Audus Debra J, de Pablo Juan J
Materials Science and Engineering Division, National Institute of Standards and Technology, Gaithersburg, Maryland, 20899 USA.
The Institute for Molecular Engineering, The University of Chicago, Chicago, Illinois, 60637 USA.
ACS Macro Lett. 2017 Oct;6(10):1078-1082. doi: 10.1021/acsmacrolett.7b00228. Epub 2017 Sep 15.
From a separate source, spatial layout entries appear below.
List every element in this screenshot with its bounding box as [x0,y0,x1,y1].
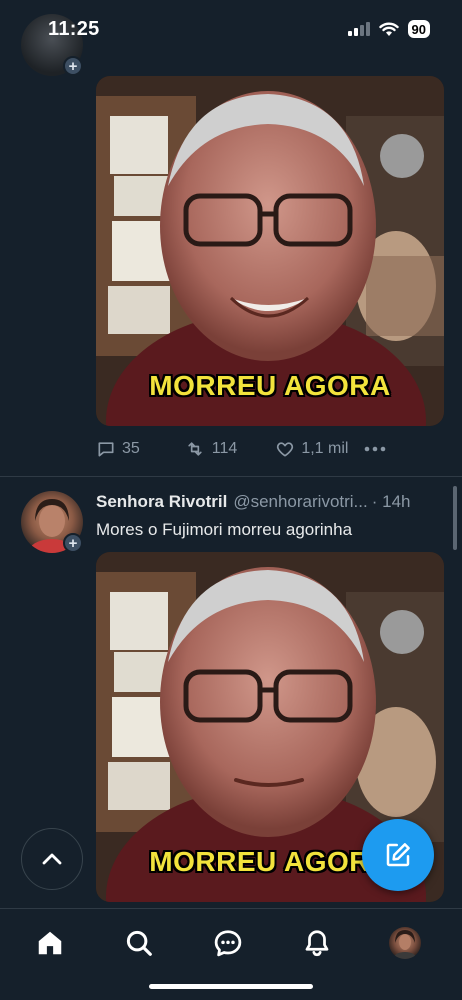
tweet-1[interactable]: + Desinstalei o Twitter de vez MORREU AG… [0,0,462,476]
reply-button[interactable]: 35 [96,439,140,459]
home-indicator [149,984,313,989]
more-options-button[interactable] [364,446,386,452]
tab-profile[interactable] [385,923,425,963]
scrollbar[interactable] [453,486,457,550]
bell-icon [305,930,329,957]
tweet-1-media[interactable]: MORREU AGORA [96,76,444,426]
wifi-icon [378,22,399,36]
scroll-to-top-button[interactable] [21,828,83,890]
signal-icon [347,22,370,36]
like-count: 1,1 mil [301,440,349,457]
tweet-2-text: Mores o Fujimori morreu agorinha [96,520,353,539]
tab-messages[interactable] [208,923,248,963]
more-icon [365,446,386,452]
tweet-2-header: Senhora Rivotril @senhorarivotri... · 14… [96,492,448,512]
tab-search[interactable] [119,923,159,963]
follow-plus-icon[interactable]: + [63,56,83,76]
like-button[interactable]: 1,1 mil [275,439,348,459]
status-bar: 11:25 90 [0,0,462,58]
display-name[interactable]: Senhora Rivotril [96,492,227,512]
tab-home[interactable] [30,923,70,963]
status-icons: 90 [347,20,430,38]
reply-count: 35 [122,440,140,457]
search-icon [126,930,152,956]
profile-avatar [389,927,421,959]
retweet-icon [188,442,202,456]
compose-pencil-icon [386,843,410,867]
tweet-1-actions: 35 114 1,1 mil [96,436,386,462]
reply-icon [98,442,114,457]
tab-notifications[interactable] [297,923,337,963]
messages-icon [214,930,242,957]
chevron-up-icon [42,853,62,865]
follow-plus-icon[interactable]: + [63,533,83,553]
home-icon [38,931,62,955]
tweet-time: · 14h [371,492,411,511]
compose-button[interactable] [362,819,434,891]
status-time: 11:25 [48,17,100,40]
media-caption: MORREU AGORA [149,370,391,401]
retweet-count: 114 [211,440,238,457]
retweet-button[interactable]: 114 [184,439,238,459]
heart-icon [277,442,294,457]
user-handle[interactable]: @senhorarivotri... [233,492,367,512]
battery-indicator: 90 [407,20,430,38]
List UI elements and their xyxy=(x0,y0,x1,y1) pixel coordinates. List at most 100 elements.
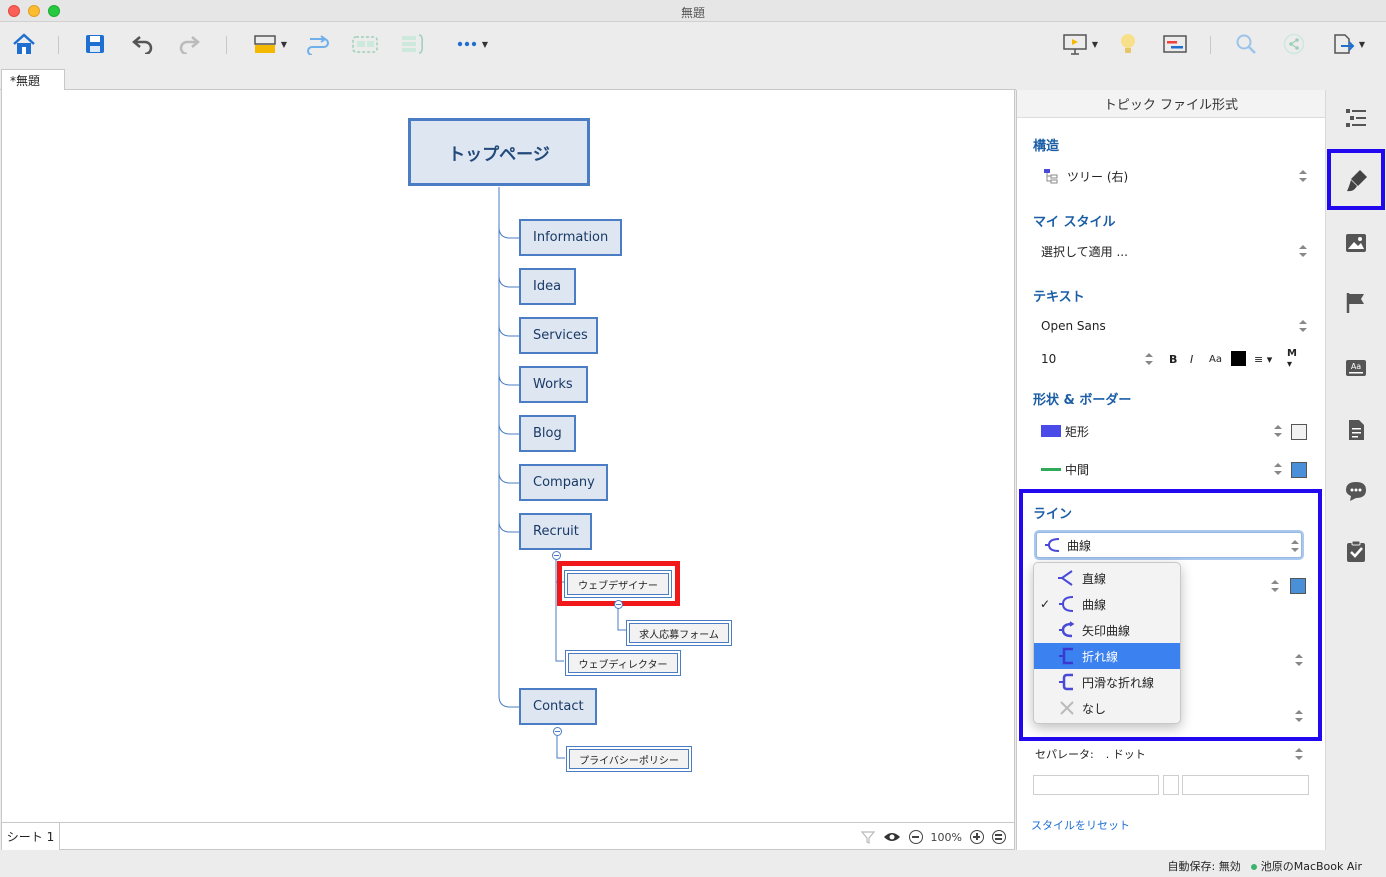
topic-contact[interactable]: Contact xyxy=(519,688,597,725)
marker-panel-button[interactable] xyxy=(1344,291,1368,315)
comments-panel-button[interactable] xyxy=(1344,479,1368,503)
menu-item-curve[interactable]: ✓ 曲線 xyxy=(1034,591,1180,617)
paintbrush-icon xyxy=(1347,170,1367,192)
margin-input-1[interactable] xyxy=(1033,775,1159,795)
gantt-button[interactable] xyxy=(1160,30,1190,58)
redo-icon xyxy=(179,36,200,54)
mystyle-heading: マイ スタイル xyxy=(1033,215,1116,230)
text-case-button[interactable]: Aa xyxy=(1209,354,1222,365)
fill-color-swatch[interactable] xyxy=(1291,424,1307,440)
separator-select[interactable]: セパレータ: . ドット xyxy=(1033,742,1305,766)
export-button[interactable]: ▼ xyxy=(1326,30,1370,58)
zoom-out-button[interactable] xyxy=(908,830,923,844)
filter-icon[interactable] xyxy=(860,830,875,844)
share-button[interactable] xyxy=(1280,30,1308,58)
outline-view-button[interactable] xyxy=(1344,106,1368,130)
task-panel-button[interactable] xyxy=(1344,539,1368,563)
collapse-toggle[interactable] xyxy=(552,551,561,560)
margin-input-3[interactable] xyxy=(1182,775,1309,795)
menu-item-label: 円滑な折れ線 xyxy=(1082,675,1155,690)
separator-label: セパレータ: xyxy=(1035,748,1094,761)
shape-select[interactable]: 矩形 xyxy=(1033,419,1307,443)
topic-idea[interactable]: Idea xyxy=(519,268,576,305)
text-style-panel-button[interactable]: Aa xyxy=(1344,356,1368,380)
topic-services[interactable]: Services xyxy=(519,317,598,354)
outline-icon xyxy=(1346,109,1366,127)
collapse-toggle[interactable] xyxy=(614,600,623,609)
fit-map-button[interactable] xyxy=(992,830,1006,844)
text-color-swatch[interactable] xyxy=(1231,351,1246,366)
margin-input-2[interactable] xyxy=(1163,775,1179,795)
subtopic-privacy-policy[interactable]: プライバシーポリシー xyxy=(566,746,692,772)
subtopic-web-designer[interactable]: ウェブデザイナー xyxy=(564,570,672,598)
elbow-line-icon xyxy=(1059,647,1073,665)
reset-style-link[interactable]: スタイルをリセット xyxy=(1031,817,1130,833)
root-topic[interactable]: トップページ xyxy=(408,118,590,186)
topic-recruit[interactable]: Recruit xyxy=(519,513,592,550)
menu-item-label: 矢印曲線 xyxy=(1082,623,1131,638)
line-style-select[interactable]: 曲線 xyxy=(1036,532,1302,558)
border-select[interactable]: 中間 xyxy=(1033,457,1307,481)
structure-heading: 構造 xyxy=(1033,139,1060,154)
font-size-value[interactable]: 10 xyxy=(1041,352,1056,366)
chevron-down-icon: ▼ xyxy=(280,39,288,49)
menu-item-none[interactable]: なし xyxy=(1034,695,1180,721)
right-sidebar: Aa xyxy=(1326,90,1386,850)
document-tab[interactable]: *無題 xyxy=(1,69,65,91)
undo-button[interactable] xyxy=(130,30,156,58)
format-panel-button[interactable] xyxy=(1327,149,1385,210)
notes-panel-button[interactable] xyxy=(1344,418,1368,442)
boundary-icon xyxy=(352,36,378,53)
topic-works[interactable]: Works xyxy=(519,366,588,403)
bold-button[interactable]: B xyxy=(1169,353,1177,366)
menu-item-straight[interactable]: 直線 xyxy=(1034,565,1180,591)
curve-line-icon xyxy=(1059,596,1074,612)
search-button[interactable] xyxy=(1232,30,1260,58)
relationship-icon xyxy=(307,35,329,55)
stepper-icon xyxy=(1299,245,1307,257)
toolbar: ▼ ▼ ▼ ▼ xyxy=(0,22,1386,68)
font-select[interactable]: Open Sans xyxy=(1033,314,1307,338)
border-color-swatch[interactable] xyxy=(1291,462,1307,478)
collapse-toggle[interactable] xyxy=(553,727,562,736)
brainstorm-button[interactable] xyxy=(1114,30,1142,58)
clipboard-check-icon xyxy=(1347,540,1365,562)
straight-line-icon xyxy=(1058,570,1073,586)
subtopic-web-director[interactable]: ウェブディレクター xyxy=(565,650,681,676)
align-icon[interactable]: ≡ ▾ xyxy=(1254,353,1272,366)
redo-button[interactable] xyxy=(176,30,202,58)
export-icon xyxy=(1334,34,1355,54)
save-icon xyxy=(86,35,104,53)
flag-icon xyxy=(1346,293,1364,313)
presentation-button[interactable]: ▼ xyxy=(1058,30,1102,58)
topic-company[interactable]: Company xyxy=(519,464,608,501)
more-insert-button[interactable]: ▼ xyxy=(450,30,494,58)
relationship-button[interactable] xyxy=(304,30,332,58)
font-size-stepper-icon[interactable] xyxy=(1145,353,1153,365)
italic-button[interactable]: I xyxy=(1190,353,1193,366)
undo-icon xyxy=(132,36,153,54)
mindmap-canvas[interactable]: トップページ Information Idea Services Works B… xyxy=(1,90,1015,822)
boundary-button[interactable] xyxy=(350,30,380,58)
menu-item-rounded-elbow[interactable]: 円滑な折れ線 xyxy=(1034,669,1180,695)
subtopic-application-form[interactable]: 求人応募フォーム xyxy=(626,620,732,646)
image-panel-button[interactable] xyxy=(1344,231,1368,255)
structure-select[interactable]: ツリー (右) xyxy=(1033,164,1307,188)
stepper-icon xyxy=(1295,748,1303,760)
home-button[interactable] xyxy=(10,30,38,58)
zoom-in-button[interactable] xyxy=(970,830,984,844)
save-button[interactable] xyxy=(82,30,108,58)
menu-item-label: 直線 xyxy=(1082,571,1107,586)
sheet-tab[interactable]: シート 1 xyxy=(2,823,60,850)
mystyle-select[interactable]: 選択して適用 ... xyxy=(1033,239,1307,263)
eye-icon[interactable] xyxy=(883,831,901,843)
topic-information[interactable]: Information xyxy=(519,219,622,256)
more-text-button[interactable]: M ▾ xyxy=(1287,348,1305,370)
topic-insert-button[interactable]: ▼ xyxy=(248,30,292,58)
menu-item-elbow[interactable]: 折れ線 xyxy=(1034,643,1180,669)
summary-button[interactable] xyxy=(398,30,428,58)
search-icon xyxy=(1236,34,1256,54)
menu-item-arrow-curve[interactable]: 矢印曲線 xyxy=(1034,617,1180,643)
status-bar: 自動保存: 無効 池原のMacBook Air xyxy=(0,850,1386,877)
topic-blog[interactable]: Blog xyxy=(519,415,576,452)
We are entering an era where large volumes of scientific data, coupled with algorithmic and computational advances, can reduce both the time and cost of developing new materials. This emerging field known as materials informatics has gained acceptance for a number of classes of materials, including metals and oxides. In the particular case of polymer science, however, there are important challenges that must be addressed before one can start to deploy advanced machine learning approaches for designing new materials. These challenges are primarily related to the manner in which polymeric systems and their properties are reported. In this viewpoint, we discuss the opportunities and challenges for making materials informatics as applied to polymers, or equivalently polymer informatics, a reality.
我们正在进入一个新时代,大量科学数据与算法和计算技术的进步相结合,可以减少开发新材料的时间和成本。这个新兴领域被称为材料信息学,已经在包括金属和氧化物在内的多种材料类别中得到认可。然而,在聚合物科学领域,在开始部署先进的机器学习方法来设计新材料之前,必须解决一些重要挑战。这些挑战主要与聚合物体系及其性能的报告方式有关。在本文观点中,我们讨论了将材料信息学应用于聚合物(即聚合物信息学)成为现实所面临的机遇和挑战。